What would it take to unseat New York City’s iconic yellow cab as the king of the street hail?

Three thousand Ubers and a computer algorithm, according to a new study.

Although about 14,000 yellow cabs have licenses to roam the city, new research from the Massachusetts Institute of Technology suggests that the city’s transportation network could be supported with just a quarter of that — if passengers were willing to carpool through services such as Uber and Lyft.

In a six-month study, a team of researchers created an algorithm showing that 3,000 four-person cars could serve 98 percent of the city’s taxi demand, with wait times averaging only about 2.3 minutes. The algorithm, which draws from data from 3 million New York City taxi rides, “works in real-time to reroute cars based on incoming requests,” according to the researchers.
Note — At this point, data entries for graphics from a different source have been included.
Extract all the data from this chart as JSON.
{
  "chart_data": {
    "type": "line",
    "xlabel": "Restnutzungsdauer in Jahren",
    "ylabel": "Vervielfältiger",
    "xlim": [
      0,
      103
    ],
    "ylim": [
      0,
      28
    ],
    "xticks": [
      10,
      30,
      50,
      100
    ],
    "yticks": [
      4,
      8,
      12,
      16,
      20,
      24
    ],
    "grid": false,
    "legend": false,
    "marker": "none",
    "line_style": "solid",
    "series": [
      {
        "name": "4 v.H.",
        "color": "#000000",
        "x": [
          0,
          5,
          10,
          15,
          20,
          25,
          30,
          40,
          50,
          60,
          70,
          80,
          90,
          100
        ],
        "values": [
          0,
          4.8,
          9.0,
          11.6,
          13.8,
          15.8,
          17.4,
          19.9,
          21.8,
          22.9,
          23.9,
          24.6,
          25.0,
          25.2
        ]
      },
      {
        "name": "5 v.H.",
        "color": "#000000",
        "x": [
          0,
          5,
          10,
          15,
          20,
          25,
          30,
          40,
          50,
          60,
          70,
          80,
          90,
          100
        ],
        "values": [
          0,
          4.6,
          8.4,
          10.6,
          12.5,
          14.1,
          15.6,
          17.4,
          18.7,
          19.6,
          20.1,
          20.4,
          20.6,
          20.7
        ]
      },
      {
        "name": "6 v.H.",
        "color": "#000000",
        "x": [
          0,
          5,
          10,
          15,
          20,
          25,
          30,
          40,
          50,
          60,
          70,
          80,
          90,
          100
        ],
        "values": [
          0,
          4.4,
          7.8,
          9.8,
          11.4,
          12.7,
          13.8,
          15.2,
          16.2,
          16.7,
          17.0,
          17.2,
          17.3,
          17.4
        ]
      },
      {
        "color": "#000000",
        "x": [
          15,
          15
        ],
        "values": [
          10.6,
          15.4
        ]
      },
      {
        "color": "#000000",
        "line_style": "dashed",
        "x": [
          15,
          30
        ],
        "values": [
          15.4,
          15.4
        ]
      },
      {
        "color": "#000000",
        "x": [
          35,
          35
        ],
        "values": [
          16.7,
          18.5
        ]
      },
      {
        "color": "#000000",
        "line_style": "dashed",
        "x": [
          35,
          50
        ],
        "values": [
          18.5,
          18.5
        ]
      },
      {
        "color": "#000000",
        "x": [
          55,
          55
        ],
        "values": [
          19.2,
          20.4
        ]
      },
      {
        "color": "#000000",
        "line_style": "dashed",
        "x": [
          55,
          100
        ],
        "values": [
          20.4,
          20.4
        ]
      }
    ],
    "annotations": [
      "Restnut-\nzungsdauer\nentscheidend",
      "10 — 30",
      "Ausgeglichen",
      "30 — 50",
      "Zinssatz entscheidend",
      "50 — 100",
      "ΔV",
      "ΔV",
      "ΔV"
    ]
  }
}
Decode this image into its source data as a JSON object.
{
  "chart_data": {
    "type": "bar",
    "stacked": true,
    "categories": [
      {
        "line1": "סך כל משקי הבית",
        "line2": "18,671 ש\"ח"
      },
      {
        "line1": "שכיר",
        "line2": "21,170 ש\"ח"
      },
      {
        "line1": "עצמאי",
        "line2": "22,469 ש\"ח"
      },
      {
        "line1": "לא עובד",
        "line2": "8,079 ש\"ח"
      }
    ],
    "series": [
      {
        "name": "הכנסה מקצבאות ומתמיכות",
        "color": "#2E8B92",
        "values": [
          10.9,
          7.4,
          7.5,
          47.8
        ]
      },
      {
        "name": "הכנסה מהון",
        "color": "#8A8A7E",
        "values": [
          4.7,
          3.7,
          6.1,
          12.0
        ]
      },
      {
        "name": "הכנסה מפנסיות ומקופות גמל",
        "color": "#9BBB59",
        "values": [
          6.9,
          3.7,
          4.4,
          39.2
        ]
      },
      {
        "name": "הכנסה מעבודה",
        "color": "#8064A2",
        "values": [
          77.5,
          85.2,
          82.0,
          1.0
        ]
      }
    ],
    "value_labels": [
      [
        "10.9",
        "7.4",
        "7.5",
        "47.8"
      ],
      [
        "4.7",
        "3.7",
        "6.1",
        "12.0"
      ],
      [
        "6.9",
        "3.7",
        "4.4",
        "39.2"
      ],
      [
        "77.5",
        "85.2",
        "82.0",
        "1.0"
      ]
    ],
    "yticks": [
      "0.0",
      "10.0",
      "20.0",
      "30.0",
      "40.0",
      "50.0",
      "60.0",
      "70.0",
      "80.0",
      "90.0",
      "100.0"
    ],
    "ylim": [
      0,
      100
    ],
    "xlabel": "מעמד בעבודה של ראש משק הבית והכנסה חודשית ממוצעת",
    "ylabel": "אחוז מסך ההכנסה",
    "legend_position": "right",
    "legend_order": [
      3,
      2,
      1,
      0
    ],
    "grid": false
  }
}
It also sends idle cars to areas with high demand, speeding up service by 20 percent, the research team said.

Ride-hailing companies have their own algorithms for dispatching rides through their shared-ride systems, but the researchers said those mechanisms have limitations: for example, requiring that “user B” be along the same route as “user A” and — in some instances — requiring that all requests have poured in before a route is created.

The MIT algorithm is more complex and improves over time, the study’s authors said. And despite the study’s conclusions, they say, it’s not meant to harm the taxi industry. In a phone interview, professor Daniela Rus of MIT’s Computer Science and Artificial Intelligence Laboratory (CSAIL) said the findings simply show a city’s transportation infrastructure could support fewer cars on the road at any given time.

“We really see this as an opportunity to improve efficiency and improve the lives of drivers,” she said. “Instead of working 12-hour shifts, you could work six- or eight-hour shifts. And you would make the same amount of money because it’s the same transportation need, it’s the same level of payment that flows through the system.”

Researchers experimented with vehicles of various sizes. They found, for example, that 2,000 10-person vans could serve 98 percent of New York City’s taxi demand, with an average wait time of 2.8 minutes. The algorithm determines which size vehicle is best suited for the request.

“To our knowledge, this is the first time that scientists have been able to experimentally quantify the trade-off between fleet size, capacity, waiting time, travel delay, and operational costs for a range of vehicles, from taxis to vans and shuttles,” Rus said in a statement. “What’s more, the system is particularly suited to autonomous cars, since it can continuously reroute vehicles based on real-time requests.”